Em julho de 2013, no auge das manifestações que varreram o país, a presidência da República propôs um pacto pela reforma política, que contemplava a convocação de um plebiscito para formação de uma constituinte sobre o tema. Rapidamente, o Congresso engavetou a proposta. Desde então, movimentos sociais, centrais sindicais e entidades da sociedade civil e partidos progressistas engajaram-se na realização de um plebiscito popular, que ocorre durante toda esta semana, até domingo (7), em todo o país. O objetivo é coletar assinatura para fazer a proposição ao Congresso da convocação de uma constituinte exclusiva e soberana para a reforma política.
O blog Padrão Brasil entrevistou o filósofo e historiador José Antonio Moroni, membro do colegiado de gestão do Instituto de Estudos Socioeconômicos (Inesc) e da Plataforma Política Social para tratar do tema. Moroni fala sobre a reforma política que o Brasil necessita para ampliar a democracia, a participação popular e iniciar o caminho de resgate da confiança da sociedade na política e no público.
A reforma política é tema recorrente na vida política brasileira. Tanto partidos de direita quantos os de esquerda reconhecem sua necessidade. Por que o Brasil necessita de uma reforma política?
Na verdade, o Brasil nunca teve uma reforma do sistema político. Uma reforma que vá além das questões eleitorais. Uma reforma que possibilitasse o exercício da soberania popular. Temos ainda um sistema político todo centrado no poder da representação e não no poder popular. Temos um sistema político voltado para atender aos interesses do dinheiro e somente depois atender aos interesses da população. Em outras palavras, falar em reforma do sistema político é falar de uma nova forma do exercício do poder, uma nova forma de se pensar e fazer política com novos instrumentos e novos sujeitos.
Qual a grande dificuldade de realizá-la?
Primeiramente, numa questão tão central para a vida da sociedade é normal que o processo para consensuar seja um caminho demorado, tenso e com incertezas. Sabe-se o que não se quer, mas ainda não temos uma maioria significativa dizendo para onde devemos ir. Outra questão é que o lugar onde estes debates deveriam ser canalizados é o parlamento, e o nosso, além de ser uma instituição desacreditada diante da opinião pública, está totalmente voltado para a suas questões e disputas internas. É aquela lógica institucional onde basta a instituição existir para se justificar. E não é assim. Em terceiro, é que quem foi eleito e, portanto, está no parlamento, sabe muito bem como manejar este sistema e, portanto, não quer mudanças significativas que possam colocar em xeque o seu poder. Mas temos um grupo minoritário de parlamentares atentos a tudo isso e querendo e propondo mudanças junto com várias organizações e movimentos da sociedade.

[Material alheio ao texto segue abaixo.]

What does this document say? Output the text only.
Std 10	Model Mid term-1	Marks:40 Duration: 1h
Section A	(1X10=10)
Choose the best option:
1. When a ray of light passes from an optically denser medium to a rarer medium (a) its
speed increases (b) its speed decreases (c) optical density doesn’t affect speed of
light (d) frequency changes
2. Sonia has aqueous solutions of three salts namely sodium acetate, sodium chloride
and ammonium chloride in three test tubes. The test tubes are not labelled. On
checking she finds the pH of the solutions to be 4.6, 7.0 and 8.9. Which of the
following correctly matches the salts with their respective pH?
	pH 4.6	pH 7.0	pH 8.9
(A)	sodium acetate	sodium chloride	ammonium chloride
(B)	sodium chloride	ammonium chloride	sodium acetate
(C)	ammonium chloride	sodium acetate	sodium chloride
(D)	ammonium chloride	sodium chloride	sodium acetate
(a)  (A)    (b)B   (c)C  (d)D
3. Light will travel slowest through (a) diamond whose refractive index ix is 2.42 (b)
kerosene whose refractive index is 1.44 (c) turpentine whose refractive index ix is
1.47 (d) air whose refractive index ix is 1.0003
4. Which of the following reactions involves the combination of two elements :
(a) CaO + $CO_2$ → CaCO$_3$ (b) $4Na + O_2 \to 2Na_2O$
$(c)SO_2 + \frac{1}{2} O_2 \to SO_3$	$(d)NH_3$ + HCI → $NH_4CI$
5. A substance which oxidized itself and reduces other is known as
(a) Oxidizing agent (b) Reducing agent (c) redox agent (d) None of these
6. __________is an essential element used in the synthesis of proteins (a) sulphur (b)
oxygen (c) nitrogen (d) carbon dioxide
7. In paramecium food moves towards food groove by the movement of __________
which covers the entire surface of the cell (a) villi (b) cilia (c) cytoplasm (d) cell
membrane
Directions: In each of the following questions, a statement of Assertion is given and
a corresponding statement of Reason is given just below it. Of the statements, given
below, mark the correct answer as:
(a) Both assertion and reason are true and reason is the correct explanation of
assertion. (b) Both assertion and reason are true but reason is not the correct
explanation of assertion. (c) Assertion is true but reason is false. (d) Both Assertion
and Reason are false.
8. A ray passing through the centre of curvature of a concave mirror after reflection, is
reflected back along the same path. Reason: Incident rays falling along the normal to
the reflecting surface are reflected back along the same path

Quais princípios devem sem ser considerados fundamentais nas discussões por uma reforma?
Precisamos pensar os princípios democráticos que devem nortear uma verdadeira reforma política, portando uma nova institucionalidade. Os princípios devem ser da igualdade, da diversidade, da justiça, da liberdade, da participação, da transparência e do controle social. Como estes princípios podem e têm diferentes significados precisamos definir do que estamos falando quando defendemos estes princípios:
Igualdade:equilíbrio de direitos e responsabilidades entre os cidadãos, respeitando as diversidades. Opõe-se às disparidades de renda, de posse de terra, de acesso à saúde, de acesso à educação, de acesso aos espaços de decisão, de representação política, de acesso ao comércio internacional entre os países, de apropriação da riqueza produzida nas relações de trabalho, entre outras.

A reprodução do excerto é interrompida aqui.